The broader European FX backdrop matters because sterling rarely decouples from the euro when the driver is global macro rather than idiosyncratic news. EUR/USD is trading around 1.1760 after slipping below support at 1.1806–1.1768 and remains locked inside a descending triangle on the daily chart. The 50-day EMA is rolling over around 1.1850, the 200-day EMA near 1.1800 has flipped into resistance, and next supports lie near 1.1742 and then 1.1684–1.1672. The RSI is just below 50 and the MACD has turned lower, consistent with mounting downside risk but not yet capitulation. A decisive break lower in EUR/USD would confirm broad pressure on European currencies against the dollar rather than a sterling-specific story. In that environment, GBP/USD is unlikely to outperform and would more likely track the dollar strength, potentially underperforming if UK politics and BoE easing expectations weigh more heavily than ECB expectations.

Scenario map for GBP/USD over the next sessions

Short-term outcomes for GBP/USD revolve around how data and risk events land against this technical setup. In a scenario where US GDP is firm, core PCE stays sticky and PMIs hold up, while Iran risk and oil prices stay elevated and tariff fallout does not meaningfully weaken the dollar, the US Dollar Index can extend above 98.08 toward 98.47. Under that configuration, rebounds in GBP/USD toward 1.3508–1.3516 and into 1.3575–1.3600 are likely to be capped, and a move through 1.3435 toward 1.3390–1.3370 becomes the base case. If instead US data soften, with weaker GDP or cooler PCE, while UK PMIs remain resilient and investors treat the 1.8% monthly and 4.5% annual retail sales figures as the start of a stronger consumption run rather than a one-off, the dollar can slide back toward 97.20 on the index and GBP/USD can re-test the 1.3508–1.3516 area and potentially the moving-average cluster near 1.36. Even then, the 1.3575–1.3600 region acts as the key decision point; without a daily close above that band the bearish phase is merely correcting, not ending. Shock events can override these nuances. A rapid escalation in the Gulf, sending Brent significantly higher and triggering risk aversion, would almost certainly weigh on GBP/USD and favour the dollar. Conversely, if markets refocus on tariff refunds, fiscal uncertainty and a softer official stance on the dollar, a sharp pullback in the greenback could drive a squeeze higher in the pair.

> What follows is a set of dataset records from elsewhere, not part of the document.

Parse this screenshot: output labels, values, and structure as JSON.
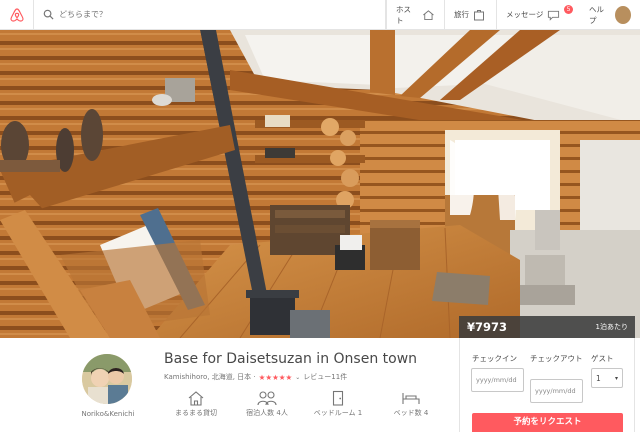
{
  "nav": {
    "search_placeholder": "どちらまで？",
    "host_label": "ホスト",
    "trip_label": "旅行",
    "messages_label": "メッセージ",
    "messages_count": "5",
    "help_label": "ヘルプ"
  },
  "listing": {
    "price": "¥7973",
    "per_night": "1泊あたり",
    "title": "Base for Daisetsuzan in Onsen town",
    "location": "Kamishihoro, 北海道, 日本 ·",
    "rating_stars": "★★★★★",
    "reviews": "レビュー11件",
    "host_name": "Noriko&Kenichi"
  },
  "amenities": [
    {
      "icon": "house-icon",
      "label": "まるまる貸切"
    },
    {
      "icon": "guests-icon",
      "label": "宿泊人数 4人"
    },
    {
      "icon": "door-icon",
      "label": "ベッドルーム 1"
    },
    {
      "icon": "bed-icon",
      "label": "ベッド数 4"
    }
  ],
  "booking": {
    "checkin_label": "チェックイン",
    "checkout_label": "チェックアウト",
    "guests_label": "ゲスト",
    "date_placeholder": "yyyy/mm/dd",
    "guests_value": "1",
    "request_button": "予約をリクエスト"
  },
  "colors": {
    "brand": "#ff5a5f",
    "text": "#484848",
    "muted": "#767676"
  }
}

Directional stance on GBP/USD – bias and preferred approach

Bringing the macro, risk and technicals together, the balance around 1.3460–1.3480 favours a negative bias on GBP/USD rather than a neutral or positive one. The dollar is supported by weekly claims at 206,000, a Federal Reserve that is not rushing to cut, and an index holding above 98.00 with rising short-term trend support. Sterling, despite the 1.8% monthly and 4.5% annual pop in retail sales, still trades against a central bank that markets expect to loosen within months, under a political backdrop that adds noise, and with charts that have just broken a multi-month uptrend and lost the 50-day average. The technical map shows clear support steps lower and resistance clustered overhead. In that environment, the cleaner professional stance is to treat GBP/USD as a bearish market while it remains below roughly 1.3575–1.3600, with preference for selling strength into the 1.3508–1.3516 and 1.3575–1.3600 bands rather than chasing dips. Only a sustained recovery through the 1.36 region, backed by improving momentum signals, would justify shifting that stance toward a more neutral “wait and see” view.